Layla opened her mouth to speak, but then he coughed a little, groaned, and shuddered.

“Xcor?”

He took a deep breath and his lids lowered. “I love you …”

As his voice drifted into silence, it was as if all his life force went out of him at once, his corporeal form deflating, his energy spent.

As his head settled back into the snow, she hadn’t even realized he’d lifted it. And then there was another of those shuddering breaths, and the light in his eyes dulled even further.

He remained at peace, though. He seemed—

The snap of a twig right in front of her brought her head up and she gasped.

Standing before them, with his boots planted wide and a gun in his hand … was the Brother Vishous.

And his face was so emotionless and composed, it was as if he were an executioner wearing a mask.

Xcor felt like he was underwater.

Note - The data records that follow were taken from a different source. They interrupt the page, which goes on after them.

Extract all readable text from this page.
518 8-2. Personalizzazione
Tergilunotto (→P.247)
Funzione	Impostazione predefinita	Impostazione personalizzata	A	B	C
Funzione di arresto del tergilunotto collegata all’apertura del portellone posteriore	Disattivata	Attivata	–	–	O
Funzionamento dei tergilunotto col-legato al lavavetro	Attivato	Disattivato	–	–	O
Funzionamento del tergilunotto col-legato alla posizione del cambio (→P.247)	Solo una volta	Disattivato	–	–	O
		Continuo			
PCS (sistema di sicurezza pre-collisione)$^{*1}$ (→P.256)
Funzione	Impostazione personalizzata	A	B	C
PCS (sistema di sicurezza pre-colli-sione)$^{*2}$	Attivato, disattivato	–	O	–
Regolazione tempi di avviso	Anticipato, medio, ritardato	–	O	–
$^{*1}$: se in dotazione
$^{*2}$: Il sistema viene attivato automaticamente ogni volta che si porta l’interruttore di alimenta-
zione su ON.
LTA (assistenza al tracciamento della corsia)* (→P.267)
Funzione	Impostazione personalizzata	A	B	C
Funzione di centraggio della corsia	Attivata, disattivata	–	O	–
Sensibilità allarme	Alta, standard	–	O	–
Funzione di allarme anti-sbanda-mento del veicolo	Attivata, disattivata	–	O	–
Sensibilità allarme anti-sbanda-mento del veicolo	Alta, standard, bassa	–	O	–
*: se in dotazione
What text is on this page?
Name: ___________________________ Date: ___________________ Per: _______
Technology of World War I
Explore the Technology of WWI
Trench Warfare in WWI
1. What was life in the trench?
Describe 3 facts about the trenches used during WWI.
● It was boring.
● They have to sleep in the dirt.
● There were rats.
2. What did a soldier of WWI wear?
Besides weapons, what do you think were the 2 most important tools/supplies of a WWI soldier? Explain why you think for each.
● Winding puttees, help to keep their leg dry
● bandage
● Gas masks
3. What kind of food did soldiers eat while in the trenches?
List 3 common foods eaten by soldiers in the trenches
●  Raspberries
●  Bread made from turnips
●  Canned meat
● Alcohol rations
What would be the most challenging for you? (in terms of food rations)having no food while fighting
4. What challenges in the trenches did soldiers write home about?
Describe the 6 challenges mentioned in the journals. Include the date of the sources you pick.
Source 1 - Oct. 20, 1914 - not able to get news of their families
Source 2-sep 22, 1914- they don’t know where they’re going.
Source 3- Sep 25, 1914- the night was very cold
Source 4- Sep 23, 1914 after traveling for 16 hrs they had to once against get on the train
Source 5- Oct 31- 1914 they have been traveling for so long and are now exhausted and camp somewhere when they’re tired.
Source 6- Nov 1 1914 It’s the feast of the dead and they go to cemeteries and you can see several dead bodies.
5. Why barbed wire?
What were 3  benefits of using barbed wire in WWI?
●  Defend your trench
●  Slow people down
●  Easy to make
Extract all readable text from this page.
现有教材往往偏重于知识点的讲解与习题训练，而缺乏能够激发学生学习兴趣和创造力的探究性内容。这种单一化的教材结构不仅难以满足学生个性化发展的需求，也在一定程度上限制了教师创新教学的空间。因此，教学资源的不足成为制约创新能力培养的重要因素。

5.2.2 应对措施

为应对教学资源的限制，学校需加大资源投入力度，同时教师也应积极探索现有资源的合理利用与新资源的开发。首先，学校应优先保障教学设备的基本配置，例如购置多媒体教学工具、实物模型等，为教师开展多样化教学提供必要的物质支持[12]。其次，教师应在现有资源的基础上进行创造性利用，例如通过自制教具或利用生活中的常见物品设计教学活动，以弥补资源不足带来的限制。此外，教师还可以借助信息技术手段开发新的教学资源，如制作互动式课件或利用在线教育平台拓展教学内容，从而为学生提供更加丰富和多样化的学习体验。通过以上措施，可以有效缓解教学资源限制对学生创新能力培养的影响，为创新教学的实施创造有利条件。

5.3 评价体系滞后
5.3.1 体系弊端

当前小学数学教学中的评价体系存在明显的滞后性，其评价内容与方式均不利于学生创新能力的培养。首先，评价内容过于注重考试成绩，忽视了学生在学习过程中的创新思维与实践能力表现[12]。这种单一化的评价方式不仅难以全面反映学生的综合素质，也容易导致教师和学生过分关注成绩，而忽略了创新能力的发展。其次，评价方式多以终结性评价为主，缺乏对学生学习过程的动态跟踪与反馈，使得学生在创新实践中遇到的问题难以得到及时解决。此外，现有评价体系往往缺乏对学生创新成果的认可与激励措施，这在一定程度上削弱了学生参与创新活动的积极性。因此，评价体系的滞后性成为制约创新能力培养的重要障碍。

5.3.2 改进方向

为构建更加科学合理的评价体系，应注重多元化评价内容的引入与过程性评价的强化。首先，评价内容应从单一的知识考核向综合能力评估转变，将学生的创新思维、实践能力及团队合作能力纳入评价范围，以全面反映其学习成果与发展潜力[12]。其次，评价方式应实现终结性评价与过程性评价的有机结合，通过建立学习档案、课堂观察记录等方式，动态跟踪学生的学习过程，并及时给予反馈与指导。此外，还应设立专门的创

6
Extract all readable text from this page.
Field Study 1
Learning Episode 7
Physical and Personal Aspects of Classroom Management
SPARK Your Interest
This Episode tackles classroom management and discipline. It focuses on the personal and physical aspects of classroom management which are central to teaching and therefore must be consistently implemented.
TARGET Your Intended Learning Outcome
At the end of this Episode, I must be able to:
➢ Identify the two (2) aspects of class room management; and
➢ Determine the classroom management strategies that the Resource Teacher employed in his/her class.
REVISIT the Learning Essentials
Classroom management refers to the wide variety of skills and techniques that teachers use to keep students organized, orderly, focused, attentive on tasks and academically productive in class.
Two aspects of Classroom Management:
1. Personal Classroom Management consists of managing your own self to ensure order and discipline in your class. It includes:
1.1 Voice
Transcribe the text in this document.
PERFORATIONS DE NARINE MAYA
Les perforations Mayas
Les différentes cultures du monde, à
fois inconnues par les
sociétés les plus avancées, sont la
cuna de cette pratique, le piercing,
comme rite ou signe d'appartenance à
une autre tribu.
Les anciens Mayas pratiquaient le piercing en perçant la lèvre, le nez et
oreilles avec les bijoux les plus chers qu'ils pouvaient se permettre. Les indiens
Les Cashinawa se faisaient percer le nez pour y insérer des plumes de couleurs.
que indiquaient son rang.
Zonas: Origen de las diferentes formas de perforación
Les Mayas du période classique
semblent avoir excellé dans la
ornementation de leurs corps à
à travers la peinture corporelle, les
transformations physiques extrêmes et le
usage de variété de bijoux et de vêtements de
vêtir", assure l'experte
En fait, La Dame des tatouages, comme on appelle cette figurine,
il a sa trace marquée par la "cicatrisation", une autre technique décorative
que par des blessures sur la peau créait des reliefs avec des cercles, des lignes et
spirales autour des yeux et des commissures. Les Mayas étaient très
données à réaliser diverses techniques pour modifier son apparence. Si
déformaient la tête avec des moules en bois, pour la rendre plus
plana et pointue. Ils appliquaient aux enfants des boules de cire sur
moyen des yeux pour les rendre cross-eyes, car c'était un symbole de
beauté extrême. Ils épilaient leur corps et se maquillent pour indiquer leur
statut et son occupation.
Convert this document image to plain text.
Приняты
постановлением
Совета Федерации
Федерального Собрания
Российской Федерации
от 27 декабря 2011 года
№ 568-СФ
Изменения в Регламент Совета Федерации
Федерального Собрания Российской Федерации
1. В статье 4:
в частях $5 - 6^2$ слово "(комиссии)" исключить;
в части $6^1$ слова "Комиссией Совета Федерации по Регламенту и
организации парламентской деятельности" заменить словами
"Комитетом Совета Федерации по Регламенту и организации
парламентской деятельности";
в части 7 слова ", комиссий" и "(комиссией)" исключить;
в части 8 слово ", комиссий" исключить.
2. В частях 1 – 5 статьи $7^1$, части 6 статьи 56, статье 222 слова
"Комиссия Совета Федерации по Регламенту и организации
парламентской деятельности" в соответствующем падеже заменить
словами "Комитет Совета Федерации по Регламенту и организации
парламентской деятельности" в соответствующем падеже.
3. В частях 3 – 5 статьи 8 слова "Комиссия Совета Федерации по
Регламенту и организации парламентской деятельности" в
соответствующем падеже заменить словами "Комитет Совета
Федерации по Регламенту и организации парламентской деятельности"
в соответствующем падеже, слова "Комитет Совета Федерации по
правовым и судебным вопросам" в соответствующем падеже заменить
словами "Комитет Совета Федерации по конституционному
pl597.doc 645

His already frail physical state had so degraded from exposure to the cold and the elements that it was as though he had to swim to an unreliable surface against a powerful undertow to hold onto consciousness—and he was not going to last much longer. His message to Layla had been of sufficient import to provide him with extra strength, but once his words had been imparted, he was fading fast.